Dr Muwardi adalah pimpinan
barisan Banteng yang diculik dan tidak diketahui rimbanya sampai sekarang).
Maka terjadilah kegiatan culik menculik dan pembunuhan. Konflik menjadi melebar
ketika kesatuan tentara simpatisan masing-masing kelompok melakukan tembak
menembak. Isu-isu yang muncul misalnya : Tentara hijrah Siliwangi kena
provokasi ? FDR ?, GRR ?, Provokasi anasir-anasir kanan reaksioner. Baru ketika
Madiun meletus (September 1948), pemerintah dapat melihat keadaan sebenarnya
dengan jelas dan tegas. PKI Muso mengadakan pemberontakan yang kejam dan
berbahaya.
Para pemimpin mereka merupakan
tokoh sayap kiri yang kemudian membentuk FDR, yaitu Wikana, Maruto Darusman,
Alimin, Muso, Amir Sjarifudin, Abdul Madjid, Setiadjid.

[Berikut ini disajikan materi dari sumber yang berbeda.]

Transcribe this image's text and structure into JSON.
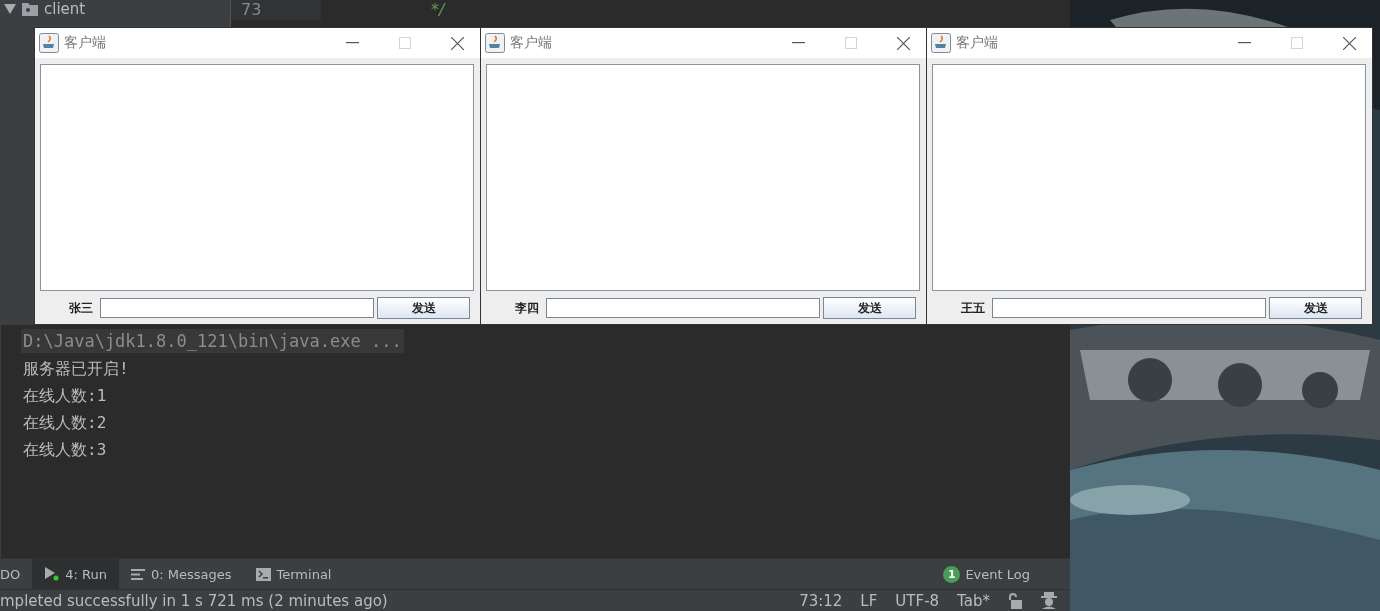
{
  "ide": {
    "project_tree": [
      {
        "label": "client"
      }
    ],
    "editor": {
      "line_number": "73",
      "code": "*/"
    },
    "console": {
      "command": "D:\\Java\\jdk1.8.0_121\\bin\\java.exe ...",
      "lines": [
        "服务器已开启!",
        "在线人数:1",
        "在线人数:2",
        "在线人数:3"
      ]
    },
    "tool_tabs": [
      {
        "label": "DO",
        "kind": "plain",
        "selected": false
      },
      {
        "label": "4: Run",
        "kind": "run",
        "selected": true
      },
      {
        "label": "0: Messages",
        "kind": "messages",
        "selected": false
      },
      {
        "label": "Terminal",
        "kind": "terminal",
        "selected": false
      }
    ],
    "event_log": {
      "count": "1",
      "label": "Event Log"
    },
    "status_bar": {
      "message": "mpleted successfully in 1 s 721 ms (2 minutes ago)",
      "position": "73:12",
      "line_separator": "LF",
      "encoding": "UTF-8",
      "indent": "Tab*"
    }
  },
  "client_windows": [
    {
      "title": "客户端",
      "user": "张三",
      "send_button": "发送"
    },
    {
      "title": "客户端",
      "user": "李四",
      "send_button": "发送"
    },
    {
      "title": "客户端",
      "user": "王五",
      "send_button": "发送"
    }
  ]
}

Sebenarnya
pemberontakan kaum PKI (pimpinan Muso dan Amir) dari Madiun bisa dipandang
sebagai suatu konsekwensi yang meletus karena oposisi yang runcing antara Amir
cs, sejak ia jatuh dari kabinet pemerintahan dan diganti oleh Hatta dengan
bantuan Masyumi dan PNI. Oposisi Amir cs, makin hari makin tajam.
Dimana-mana terjadi demonstrasi
dan pemogokan. Agitasi poitik sangat mempertajam pertentangan politik dalam
negeri. Ketika Muso datang dari luar negeri dan bergabung dengan Amir cs, maka
politik PKI-FDR makin dipertajam, maka meletuslah peristiwa Madiun tersebut. Mr
Amir Sjarifudin adalah seorang pemimpin rakyat yang “brilliant”. Rupanya
bersama dengan golongannya, tak dapat sabar menahan kekalah politiknya didalam
pemerintahan. Ia jatuh dan menilik gelagatnya, ta’kan dapat segera tegak
kembali dalam pimpinan pemerintahan dan pimpinan Revolusi. Ia berkeliling berpidato,
dan partainya beragitasi.
Tanah-tanah bengkok desa
dibagikan. Sering rakyat dan tentara dihasut untuk melawan pemerintah Hatta.
Pemerintah dituduhnya terus mengalah pada kaum kapitalis-reaksioner. Segala
usaha dilakukan untuk menjatuhkan pemerintahan kabinet Hatta.
Ketika pemberontakan meletus,
pemerintah tidak tinggal diam. Presiden Soekarno berpidato pada tanggal 19
September 1948 untuk menghantam dan menghancurkan pengacau-penbacau negara.
Kekuasaan negara kemudian dipusatkan ditangan Presiden dan segala alat negara
digerakkan untuk menindas pemberontakan itu.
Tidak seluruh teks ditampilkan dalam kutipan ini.